Mai furono più attuali le parole
di Giuseppe Verdi, appena 7 anni dopo l'Unità d'Italia.
Una lettera,
pochissimo conosciuta e diffusa, scritta da Giuseppe Verdi il 16
giugno 1867, sette anni dopo l’Unità d’Italia, all’on. Opprandino
Arrivabene. Entrambi erano stati eletti parlamentari nel
primo parlamento del Regno.
«Cosa fanno i nostri uomini di Stato? Coglionerie sopra coglionerie!
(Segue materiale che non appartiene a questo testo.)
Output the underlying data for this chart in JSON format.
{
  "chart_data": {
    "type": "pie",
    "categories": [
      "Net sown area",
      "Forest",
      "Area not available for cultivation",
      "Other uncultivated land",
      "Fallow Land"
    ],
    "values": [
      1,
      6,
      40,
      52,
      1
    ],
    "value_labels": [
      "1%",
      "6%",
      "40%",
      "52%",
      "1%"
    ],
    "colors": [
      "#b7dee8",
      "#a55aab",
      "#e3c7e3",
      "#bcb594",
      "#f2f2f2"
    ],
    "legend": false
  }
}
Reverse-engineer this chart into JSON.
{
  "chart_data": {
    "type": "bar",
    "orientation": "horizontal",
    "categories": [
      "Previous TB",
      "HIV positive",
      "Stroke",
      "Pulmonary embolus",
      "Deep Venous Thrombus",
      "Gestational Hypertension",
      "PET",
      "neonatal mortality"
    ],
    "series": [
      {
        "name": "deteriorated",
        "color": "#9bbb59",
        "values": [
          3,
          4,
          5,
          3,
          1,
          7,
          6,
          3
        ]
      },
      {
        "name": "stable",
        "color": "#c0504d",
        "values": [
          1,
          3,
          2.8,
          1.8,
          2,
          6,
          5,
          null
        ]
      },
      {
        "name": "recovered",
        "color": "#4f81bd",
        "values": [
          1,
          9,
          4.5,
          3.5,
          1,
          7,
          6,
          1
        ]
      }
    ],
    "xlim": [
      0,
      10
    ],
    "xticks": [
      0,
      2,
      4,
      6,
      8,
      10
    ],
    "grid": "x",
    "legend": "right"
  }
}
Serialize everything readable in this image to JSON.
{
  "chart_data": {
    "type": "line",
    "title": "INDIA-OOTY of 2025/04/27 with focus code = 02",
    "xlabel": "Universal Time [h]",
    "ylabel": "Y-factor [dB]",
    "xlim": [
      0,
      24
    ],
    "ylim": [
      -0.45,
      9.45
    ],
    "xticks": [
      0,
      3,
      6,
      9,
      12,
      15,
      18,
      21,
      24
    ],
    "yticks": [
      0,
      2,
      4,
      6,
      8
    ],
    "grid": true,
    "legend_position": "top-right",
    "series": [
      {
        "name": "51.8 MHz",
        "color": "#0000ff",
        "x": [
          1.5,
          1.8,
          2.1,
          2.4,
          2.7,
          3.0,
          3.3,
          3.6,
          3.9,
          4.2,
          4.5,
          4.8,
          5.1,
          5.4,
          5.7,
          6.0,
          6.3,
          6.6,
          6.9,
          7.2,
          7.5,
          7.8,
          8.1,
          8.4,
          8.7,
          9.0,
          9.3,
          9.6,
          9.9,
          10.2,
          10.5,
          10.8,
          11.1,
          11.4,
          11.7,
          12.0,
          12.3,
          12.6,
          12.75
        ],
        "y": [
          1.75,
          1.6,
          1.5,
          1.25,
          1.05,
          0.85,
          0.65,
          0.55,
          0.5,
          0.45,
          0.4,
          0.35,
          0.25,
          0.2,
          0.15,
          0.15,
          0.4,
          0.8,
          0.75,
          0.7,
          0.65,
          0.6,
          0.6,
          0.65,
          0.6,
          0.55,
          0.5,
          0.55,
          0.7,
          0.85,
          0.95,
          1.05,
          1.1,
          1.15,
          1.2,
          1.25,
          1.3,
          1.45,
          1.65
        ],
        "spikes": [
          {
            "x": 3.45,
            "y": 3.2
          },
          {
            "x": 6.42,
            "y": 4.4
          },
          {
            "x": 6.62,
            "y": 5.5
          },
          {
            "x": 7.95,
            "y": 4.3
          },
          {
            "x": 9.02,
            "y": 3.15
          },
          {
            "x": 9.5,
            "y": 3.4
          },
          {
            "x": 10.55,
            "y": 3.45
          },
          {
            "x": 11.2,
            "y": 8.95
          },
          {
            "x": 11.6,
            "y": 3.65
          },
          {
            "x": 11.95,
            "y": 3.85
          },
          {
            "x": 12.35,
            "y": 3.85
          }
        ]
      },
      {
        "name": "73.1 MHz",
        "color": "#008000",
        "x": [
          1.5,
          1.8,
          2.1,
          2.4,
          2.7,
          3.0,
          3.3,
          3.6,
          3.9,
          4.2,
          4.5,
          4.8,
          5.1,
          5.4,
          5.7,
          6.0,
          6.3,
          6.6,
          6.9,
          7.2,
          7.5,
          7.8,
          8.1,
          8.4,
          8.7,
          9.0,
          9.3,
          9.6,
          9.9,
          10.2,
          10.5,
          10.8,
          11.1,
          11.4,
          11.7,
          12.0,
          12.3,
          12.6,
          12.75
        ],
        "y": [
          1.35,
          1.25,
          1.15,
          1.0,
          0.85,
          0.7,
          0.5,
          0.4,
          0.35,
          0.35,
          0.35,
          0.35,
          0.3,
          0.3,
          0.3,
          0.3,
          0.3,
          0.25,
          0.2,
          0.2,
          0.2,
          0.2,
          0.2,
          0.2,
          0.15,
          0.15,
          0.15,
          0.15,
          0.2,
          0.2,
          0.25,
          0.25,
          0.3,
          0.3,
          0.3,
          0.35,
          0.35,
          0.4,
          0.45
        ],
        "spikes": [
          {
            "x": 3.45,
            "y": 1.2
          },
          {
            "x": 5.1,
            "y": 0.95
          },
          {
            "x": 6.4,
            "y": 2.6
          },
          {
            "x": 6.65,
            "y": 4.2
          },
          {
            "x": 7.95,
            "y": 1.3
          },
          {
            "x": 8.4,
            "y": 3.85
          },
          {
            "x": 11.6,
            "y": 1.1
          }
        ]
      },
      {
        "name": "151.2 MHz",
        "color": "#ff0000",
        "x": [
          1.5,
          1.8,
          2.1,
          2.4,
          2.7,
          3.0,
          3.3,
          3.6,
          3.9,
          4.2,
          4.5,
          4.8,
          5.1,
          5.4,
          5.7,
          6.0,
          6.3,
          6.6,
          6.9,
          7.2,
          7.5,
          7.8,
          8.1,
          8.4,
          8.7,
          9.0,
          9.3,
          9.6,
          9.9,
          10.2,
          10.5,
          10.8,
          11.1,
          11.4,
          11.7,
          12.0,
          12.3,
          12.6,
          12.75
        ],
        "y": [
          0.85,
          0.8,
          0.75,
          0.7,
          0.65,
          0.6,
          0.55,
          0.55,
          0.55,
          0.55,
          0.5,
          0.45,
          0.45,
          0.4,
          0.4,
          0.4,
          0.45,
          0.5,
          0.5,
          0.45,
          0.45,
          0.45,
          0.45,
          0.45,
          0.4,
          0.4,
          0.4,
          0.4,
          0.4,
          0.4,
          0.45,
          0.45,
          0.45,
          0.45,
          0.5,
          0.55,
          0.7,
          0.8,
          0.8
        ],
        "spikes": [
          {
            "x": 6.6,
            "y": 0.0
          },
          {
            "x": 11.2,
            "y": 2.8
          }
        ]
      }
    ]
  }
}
Ci vuol altro che mettere delle imposte sul sale e sul macinato e
rendere ancora più misera la condizione dei poveri. Quando i padroni dei fondi non potranno, per troppe imposte, far più lavorare, allora
moriremo tutti di fame.
Cosa singolare!
Quando l' Italia era divisa in tanti piccoli Stati, le finanze di tutti
erano fiorenti!
Ora che tutti siamo uniti, siamo rovinati.
Ma dove sono le ricchezze d' una volta? Addio, addio»
Lettera che fa il paio con un’altra datata 2 settembre
1899 del potentino sen. Giustino Fortunato al
napoletano sen. Pasquale Villari.
Sen. Giustino Fortunato
« L'unità d'Italia è stata e sarà - ne ho fede invitta - la nostra redenzione
morale.
Ma è stata, purtroppo, la nostra rovina economica.
Noi eravamo, il 1860, in floridissime condizioni per un risveglio
economico, sano e profittevole.
L'Unità ci ha perduti.
E come se questo non bastasse, è provato, contrariamente all'opinione di
tutti, che lo Stato italiano profonde i suoi benefici finanziari nelle province
settentrionali in misura ben maggiore che nelle meridionali.»
Della serie: stavamo meglio quando eravamo...single!